Resident interviews with R1, R4, and R5 on 3/06/03 between 1:30 p.m. and 2:30 p.m. confirm that on 2/23/03 they witnessed R6 knock R1 from his wheelchair unprovoked. This attack occurred in the smoking area of the facility. Z1, relative of R1, and Z2, Ombudsman, verified in interview on 03/06/03 at 9:00 a.m. and on 03/11/03 at 10:00 a.m. that R1 had related the incident to them.
Z1 verified on 03/06/03 at 9:00 a.m. interview of reporting the incident to the Director of Nursing (E1) on 2/27/03. During interview with E1 on 3/5/03 at 2:00 p.m. and 3/6/03 at 10:30 a.m., E1 continued to discount the allegations made by R1 since R1 had initially told E1 that it did not happen. E1 verified that the incident was not thoroughly investigated, following all steps of the facility's abuse protocol in these interviews.
According to incident report dated 3/7/03, R6 punched R8 in the face with his closed fist, while the 2 residents were in the smoking area at 9:20 a.m.
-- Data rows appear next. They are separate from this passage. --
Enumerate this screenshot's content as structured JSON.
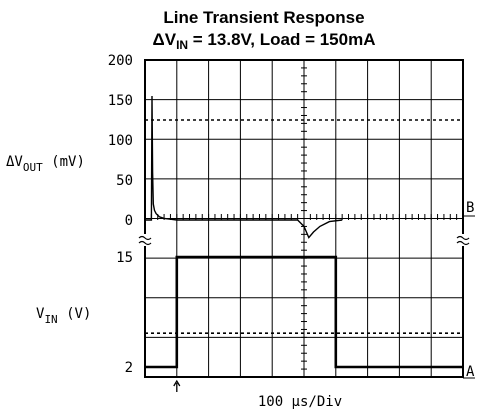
{
  "chart_data": {
    "type": "line",
    "title": "Line Transient Response",
    "subtitle": {
      "prefix": "ΔV",
      "sub": "IN",
      "rest": " = 13.8V, Load = 150mA"
    },
    "upper_panel": {
      "ylabel": {
        "main": "ΔV",
        "sub": "OUT",
        "rest": " (mV)"
      },
      "yticks": [
        "200",
        "150",
        "100",
        "50",
        "0"
      ],
      "ylim": [
        0,
        200
      ],
      "reference_level": 125,
      "marker": "B",
      "series": {
        "x": [
          0,
          0.2,
          0.22,
          0.24,
          0.26,
          0.3,
          0.35,
          0.45,
          0.6,
          0.8,
          1.0,
          1.5,
          4.8,
          5.0,
          5.15,
          5.3,
          5.5,
          5.8,
          6.2
        ],
        "y": [
          0,
          0,
          155,
          60,
          20,
          12,
          8,
          4,
          2,
          1,
          0,
          0,
          0,
          -8,
          -22,
          -15,
          -8,
          -2,
          0
        ]
      }
    },
    "lower_panel": {
      "ylabel": {
        "main": "V",
        "sub": "IN",
        "rest": " (V)"
      },
      "yticks": [
        "15",
        "2"
      ],
      "ylim": [
        2,
        15
      ],
      "reference_level": 6,
      "marker": "A",
      "series": {
        "x": [
          0,
          1.0,
          1.0,
          6.0,
          6.0,
          10
        ],
        "y": [
          2,
          2,
          15,
          15,
          2,
          2
        ]
      }
    },
    "xlabel": "100 μs/Div",
    "x_divisions": 10,
    "grid": true
  }
}
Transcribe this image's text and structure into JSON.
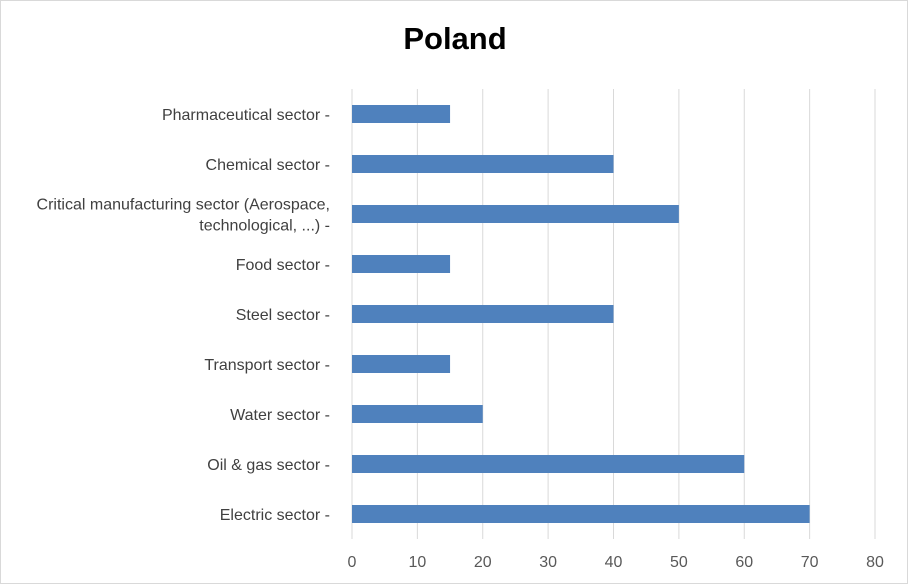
{
  "chart_data": {
    "type": "bar",
    "orientation": "horizontal",
    "title": "Poland",
    "categories": [
      "Pharmaceutical sector -",
      "Chemical sector -",
      [
        "Critical manufacturing sector (Aerospace,",
        "technological, ...) -"
      ],
      "Food sector -",
      "Steel sector -",
      "Transport sector -",
      "Water sector -",
      "Oil & gas sector -",
      "Electric sector -"
    ],
    "values": [
      15,
      40,
      50,
      15,
      40,
      15,
      20,
      60,
      70
    ],
    "xlim": [
      0,
      80
    ],
    "xticks": [
      "0",
      "10",
      "20",
      "30",
      "40",
      "50",
      "60",
      "70",
      "80"
    ],
    "xlabel": "",
    "ylabel": "",
    "grid": true,
    "legend": "none",
    "bar_color": "#4f81bd",
    "grid_color": "#d9d9d9"
  }
}
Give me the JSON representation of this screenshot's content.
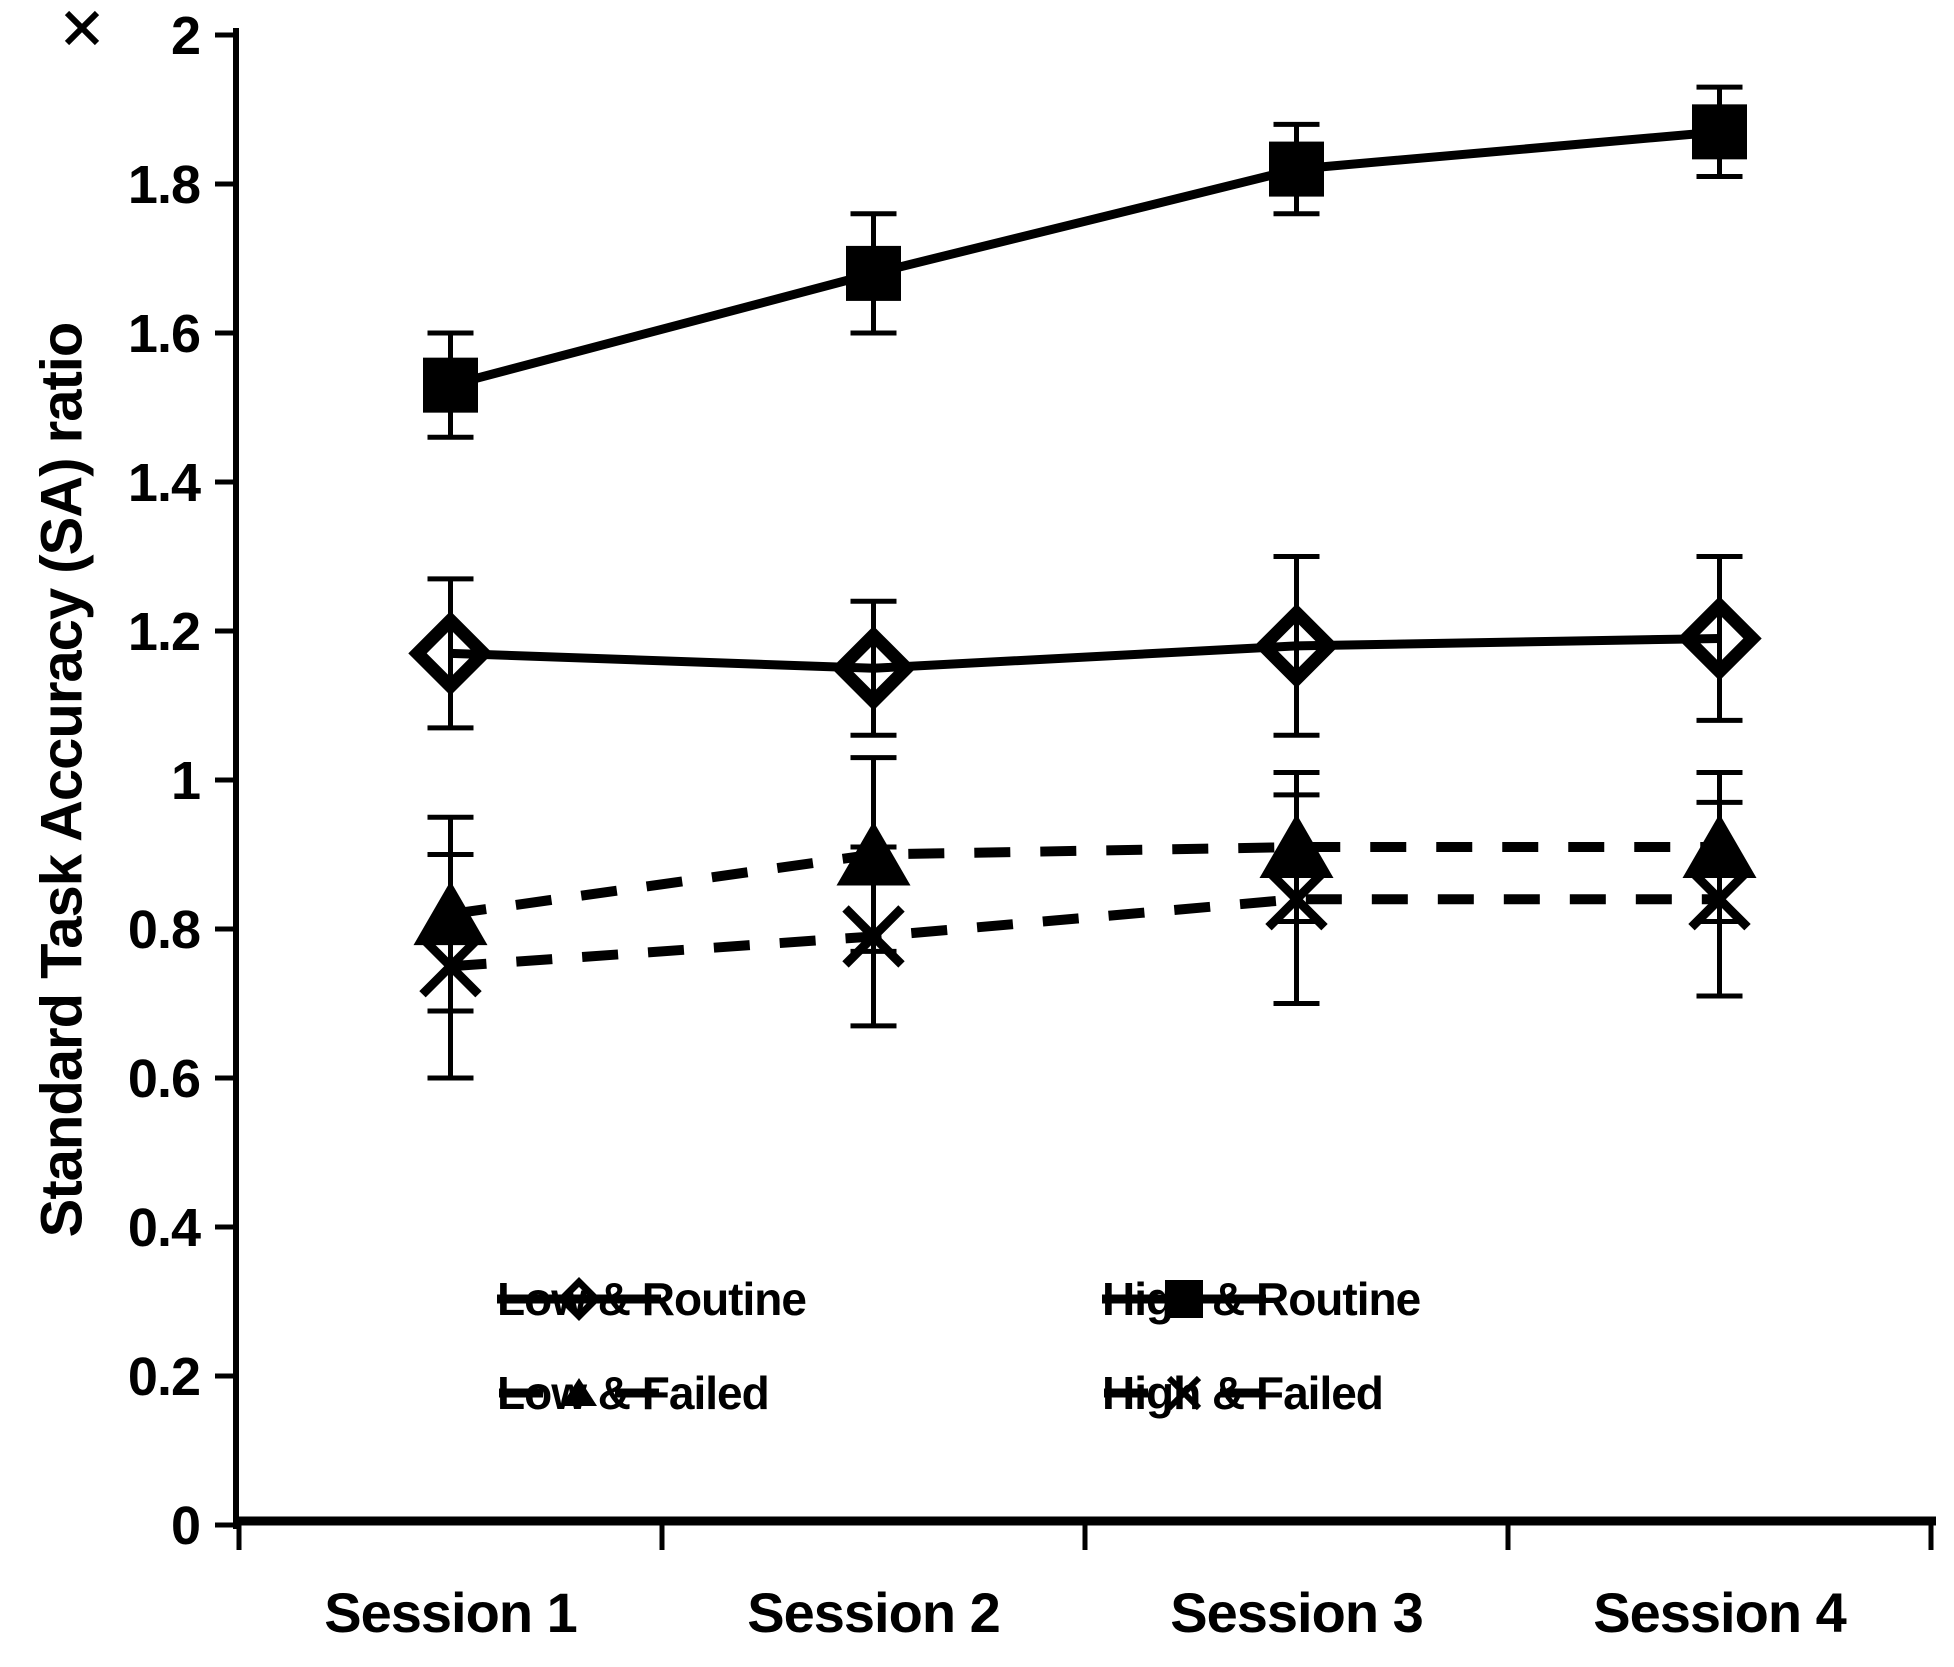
{
  "chart_data": {
    "type": "line",
    "title": "",
    "xlabel": "",
    "ylabel": "Standard Task Accuracy (SA) ratio",
    "categories": [
      "Session 1",
      "Session 2",
      "Session 3",
      "Session 4"
    ],
    "ylim": [
      0,
      2
    ],
    "ytick_step": 0.2,
    "ytick_labels": [
      "0",
      "0.2",
      "0.4",
      "0.6",
      "0.8",
      "1",
      "1.2",
      "1.4",
      "1.6",
      "1.8",
      "2"
    ],
    "grid": false,
    "legend_position": "inside-bottom",
    "axis_color": "#000000",
    "series": [
      {
        "name": "Low & Routine",
        "line": "solid",
        "marker": "open-diamond",
        "values": [
          1.17,
          1.15,
          1.18,
          1.19
        ],
        "errors": [
          0.1,
          0.09,
          0.12,
          0.11
        ]
      },
      {
        "name": "High & Routine",
        "line": "solid",
        "marker": "filled-square",
        "values": [
          1.53,
          1.68,
          1.82,
          1.87
        ],
        "errors": [
          0.07,
          0.08,
          0.06,
          0.06
        ]
      },
      {
        "name": "Low & Failed",
        "line": "dashed",
        "marker": "filled-triangle",
        "values": [
          0.82,
          0.9,
          0.91,
          0.91
        ],
        "errors": [
          0.13,
          0.13,
          0.1,
          0.1
        ]
      },
      {
        "name": "High & Failed",
        "line": "dashed",
        "marker": "x",
        "values": [
          0.75,
          0.79,
          0.84,
          0.84
        ],
        "errors": [
          0.15,
          0.12,
          0.14,
          0.13
        ]
      }
    ]
  }
}
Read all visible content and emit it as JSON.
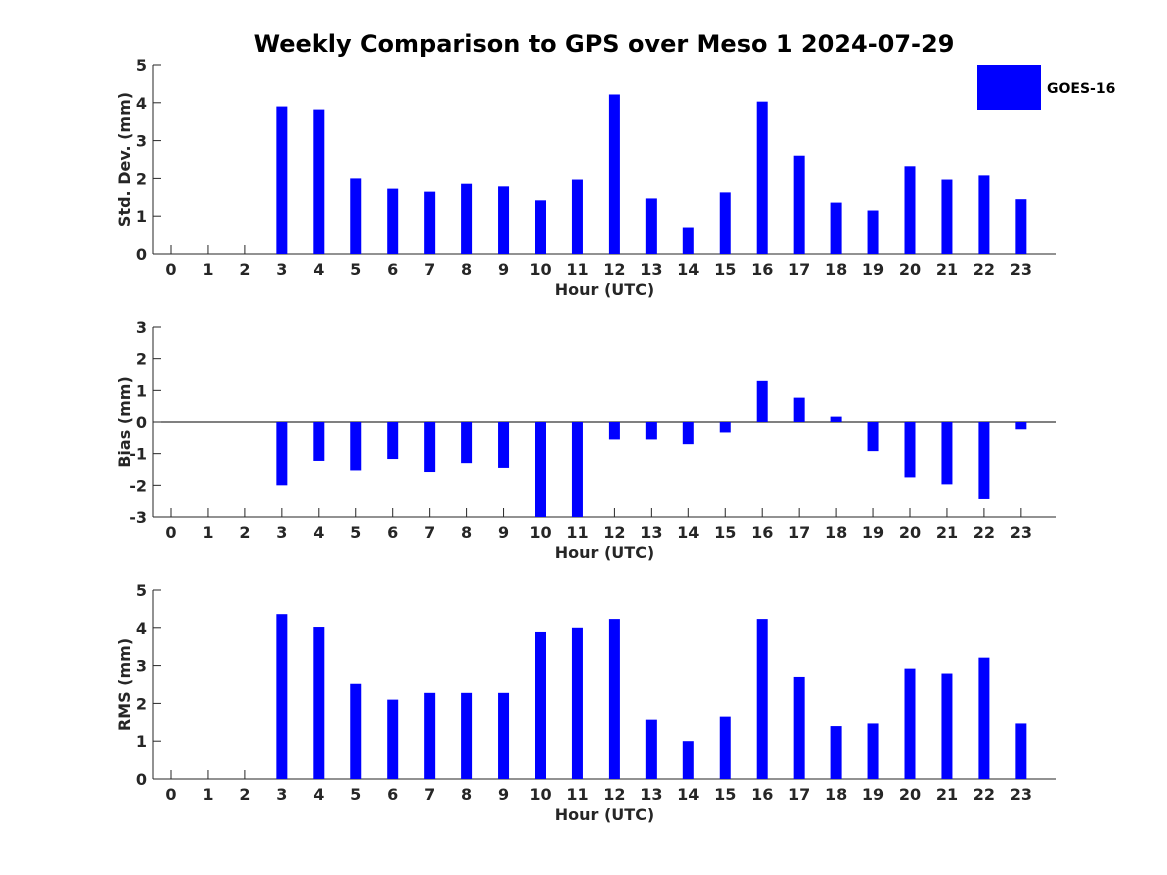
{
  "title": "Weekly Comparison to GPS over Meso 1 2024-07-29",
  "legend": {
    "label": "GOES-16",
    "color": "#0000ff"
  },
  "bar_color": "#0000ff",
  "chart_data": [
    {
      "type": "bar",
      "name": "std-dev",
      "xlabel": "Hour (UTC)",
      "ylabel": "Std. Dev. (mm)",
      "ylim": [
        0,
        5
      ],
      "yticks": [
        "0",
        "1",
        "2",
        "3",
        "4",
        "5"
      ],
      "categories": [
        "0",
        "1",
        "2",
        "3",
        "4",
        "5",
        "6",
        "7",
        "8",
        "9",
        "10",
        "11",
        "12",
        "13",
        "14",
        "15",
        "16",
        "17",
        "18",
        "19",
        "20",
        "21",
        "22",
        "23"
      ],
      "values": [
        null,
        null,
        null,
        3.9,
        3.82,
        2.0,
        1.73,
        1.65,
        1.86,
        1.79,
        1.42,
        1.97,
        4.22,
        1.47,
        0.7,
        1.63,
        4.03,
        2.6,
        1.36,
        1.15,
        2.32,
        1.97,
        2.08,
        1.45
      ]
    },
    {
      "type": "bar",
      "name": "bias",
      "xlabel": "Hour (UTC)",
      "ylabel": "Bias (mm)",
      "ylim": [
        -3,
        3
      ],
      "yticks": [
        "-3",
        "-2",
        "-1",
        "0",
        "1",
        "2",
        "3"
      ],
      "categories": [
        "0",
        "1",
        "2",
        "3",
        "4",
        "5",
        "6",
        "7",
        "8",
        "9",
        "10",
        "11",
        "12",
        "13",
        "14",
        "15",
        "16",
        "17",
        "18",
        "19",
        "20",
        "21",
        "22",
        "23"
      ],
      "values": [
        null,
        null,
        null,
        -2.0,
        -1.23,
        -1.53,
        -1.17,
        -1.58,
        -1.3,
        -1.45,
        -3.0,
        -3.0,
        -0.55,
        -0.55,
        -0.7,
        -0.33,
        1.3,
        0.77,
        0.17,
        -0.92,
        -1.75,
        -1.97,
        -2.43,
        -0.23
      ]
    },
    {
      "type": "bar",
      "name": "rms",
      "xlabel": "Hour (UTC)",
      "ylabel": "RMS (mm)",
      "ylim": [
        0,
        5
      ],
      "yticks": [
        "0",
        "1",
        "2",
        "3",
        "4",
        "5"
      ],
      "categories": [
        "0",
        "1",
        "2",
        "3",
        "4",
        "5",
        "6",
        "7",
        "8",
        "9",
        "10",
        "11",
        "12",
        "13",
        "14",
        "15",
        "16",
        "17",
        "18",
        "19",
        "20",
        "21",
        "22",
        "23"
      ],
      "values": [
        null,
        null,
        null,
        4.36,
        4.02,
        2.52,
        2.1,
        2.28,
        2.28,
        2.28,
        3.89,
        4.0,
        4.23,
        1.57,
        1.0,
        1.65,
        4.23,
        2.7,
        1.4,
        1.47,
        2.92,
        2.79,
        3.21,
        1.47
      ]
    }
  ]
}
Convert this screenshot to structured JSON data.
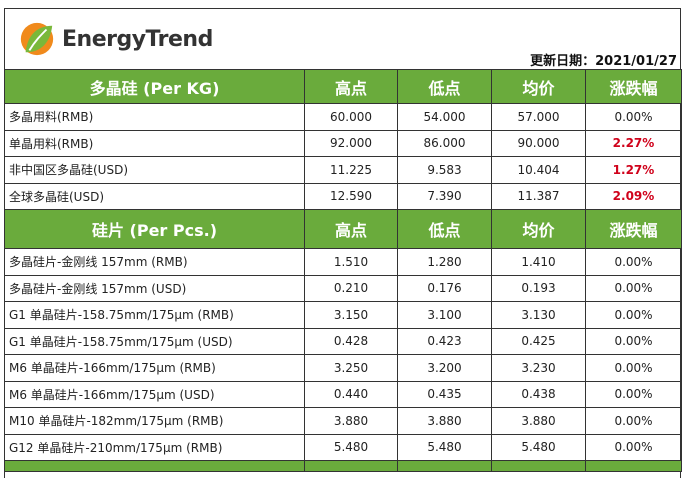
{
  "brand": "EnergyTrend",
  "update_date": "更新日期：2021/01/27",
  "columns": [
    "高点",
    "低点",
    "均价",
    "涨跌幅"
  ],
  "accent": "#6aab3c",
  "up_color": "#d0021b",
  "sections": [
    {
      "title": "多晶硅 (Per KG)",
      "rows": [
        [
          "多晶用料(RMB)",
          "60.000",
          "54.000",
          "57.000",
          "0.00%"
        ],
        [
          "单晶用料(RMB)",
          "92.000",
          "86.000",
          "90.000",
          "2.27%"
        ],
        [
          "非中国区多晶硅(USD)",
          "11.225",
          "9.583",
          "10.404",
          "1.27%"
        ],
        [
          "全球多晶硅(USD)",
          "12.590",
          "7.390",
          "11.387",
          "2.09%"
        ]
      ]
    },
    {
      "title": "硅片 (Per Pcs.)",
      "rows": [
        [
          "多晶硅片-金刚线 157mm (RMB)",
          "1.510",
          "1.280",
          "1.410",
          "0.00%"
        ],
        [
          "多晶硅片-金刚线 157mm (USD)",
          "0.210",
          "0.176",
          "0.193",
          "0.00%"
        ],
        [
          "G1 单晶硅片-158.75mm/175μm (RMB)",
          "3.150",
          "3.100",
          "3.130",
          "0.00%"
        ],
        [
          "G1 单晶硅片-158.75mm/175μm (USD)",
          "0.428",
          "0.423",
          "0.425",
          "0.00%"
        ],
        [
          "M6 单晶硅片-166mm/175μm (RMB)",
          "3.250",
          "3.200",
          "3.230",
          "0.00%"
        ],
        [
          "M6 单晶硅片-166mm/175μm (USD)",
          "0.440",
          "0.435",
          "0.438",
          "0.00%"
        ],
        [
          "M10 单晶硅片-182mm/175μm (RMB)",
          "3.880",
          "3.880",
          "3.880",
          "0.00%"
        ],
        [
          "G12 单晶硅片-210mm/175μm  (RMB)",
          "5.480",
          "5.480",
          "5.480",
          "0.00%"
        ]
      ]
    }
  ]
}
Again, this physical aggression was without any provocation. R8 sustained an abrasion to his right cheek. R6 was sent to the local hospital for a psychiatric evaluation, but returned to the facility without having had any psychiatric evaluation or treatment. No changes were made to the R6's Episodic Behavior Program to address any new proactive interventions. As of 3/11/03, the facility had made no other attempts to provide R6 with a follow-up psychiatric evaluation.